Dans son avis du 20 janvier 2009 sur le projet de décret visant la réactualisation du texte de 1983 et la mise en cohérence de l'organisation de l'INSERM avec le nouveau contexte de la recherche publique, le CSRT avait relevé l'intérêt que la mission de recherche « dans le champ biomédical » de cet EPST soit réaffirmée et renforcée par une fonction de coordination nationale. Le présent projet de décret s'inscrit donc bien dans la continuité du texte précédent. Néanmoins, dans le cas présent, le Conseil aurait souhaité avoir eu connaissance des projets d'arrêtés l'accompagnant.

 

 

Sur la transformation du statut de l'ANRS et l'intégration de celle-ci au sein de l'INSERM

 

Justifiée par la durée limitée d'existence d'un GIP, la transformation du statut de l'ANRS et son intégration comme l'un des services ou agences visés dans le décret de 2010 a pour conséquence le renforcement du rôle de l'INSERM comme agence de moyens.

 

 L'ANRS perd ainsi la personnalité morale. On pourrait s'interroger sur les incidences que cela peut avoir sur le plan des choix de politiques scientifiques et de partenariat international. Le CSRT relève et approuve le fait que dans le nouvel alinéa de l'article 4 soient prévues les conditions d'un maintien pour l'ancien GIP d'une certaine autonomie administrative (directeur nommé par arrêté des ministres compétents et possibilité pour celui-ci de disposer de délégations de pouvoir), scientifique (conseil d'orientation propre avec personnalités qualifiées qui pourront représenter les anciens membres du GIP ) et budgétaire (budget propre).

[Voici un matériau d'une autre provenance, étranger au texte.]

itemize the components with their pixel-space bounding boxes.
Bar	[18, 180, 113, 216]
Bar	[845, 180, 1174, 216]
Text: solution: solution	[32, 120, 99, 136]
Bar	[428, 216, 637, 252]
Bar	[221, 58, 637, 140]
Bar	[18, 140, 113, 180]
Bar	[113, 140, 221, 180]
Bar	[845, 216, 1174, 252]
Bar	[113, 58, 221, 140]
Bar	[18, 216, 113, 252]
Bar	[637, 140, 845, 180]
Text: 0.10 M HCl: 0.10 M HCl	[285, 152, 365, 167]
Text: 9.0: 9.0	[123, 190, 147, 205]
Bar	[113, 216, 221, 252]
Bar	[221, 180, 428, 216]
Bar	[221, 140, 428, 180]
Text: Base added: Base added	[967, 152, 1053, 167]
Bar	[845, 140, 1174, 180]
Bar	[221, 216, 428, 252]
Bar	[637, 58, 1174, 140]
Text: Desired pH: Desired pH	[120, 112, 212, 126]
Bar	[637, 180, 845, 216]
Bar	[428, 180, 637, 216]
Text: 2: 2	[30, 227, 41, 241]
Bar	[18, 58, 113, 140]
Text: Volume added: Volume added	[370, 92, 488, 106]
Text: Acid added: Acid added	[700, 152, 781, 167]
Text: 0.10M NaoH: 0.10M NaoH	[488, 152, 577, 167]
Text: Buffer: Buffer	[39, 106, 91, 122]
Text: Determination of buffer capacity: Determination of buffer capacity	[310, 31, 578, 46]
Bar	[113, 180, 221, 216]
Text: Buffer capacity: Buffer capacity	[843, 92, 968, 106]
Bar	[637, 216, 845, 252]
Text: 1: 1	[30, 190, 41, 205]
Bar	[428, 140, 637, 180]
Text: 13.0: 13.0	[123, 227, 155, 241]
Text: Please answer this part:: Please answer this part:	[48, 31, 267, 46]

Le Conseil souligne l'importance d'une présence dans le conseil d'orientation de l'ANRS des personnels concernés comme des associations de malades . Il recommande que les rapports entre les conseils (administration et scientifique) de l'INSERM et le conseil d'orientation de l'ANRS soient précisés dans ce même article.

 

Par ailleurs, s'agissant de la transparence des procédures et de la gestion des éventuels conflits d'intérêt entre l'ANRS (agence de l'INSERM) et l'INSERM (opérateur de recherche), le CSRT recommande que ces points soient clarifiés dans le décret.

 

La mise en place de l'ANR en 2005 répondait à une demande de réduction du nombre des « guichets » (financements sur programmes). En ce sens, l'intégration à l'INSERM de l'ANRS y contribue. Toutefois, dans la logique de la politique menée depuis 2006, il aurait pu être envisagé de confier la mission d'agence de moyens de l'ANRS à l'ANR.

 

 

 

Sur certaines des modalités de fonctionnement du Conseil d'administration (visioconférence et communication électronique)

 

Le CSRT reconnaît l'intérêt d'introduire un mode de participation par des moyens de visioconférence ou de communication électronique sous réserve que soient garanties l'identification des membres et leur participation effective. Toutefois, il considère que ces possibilités doivent être utilisées de façon mesurée et motivée. La qualité des débats, nécessaire à des prises de décision responsables, peut souffrir du fait que des membres ne soient pas physiquement présents.

 

 

Proposition de modification de rédaction :

 

A la fin du deuxième alinéa de l'article 10 :

Ajouter après « ...délibération collégiale » : « Ces derniers modes de participation doivent être utilisés de façon mesurée et motivée ».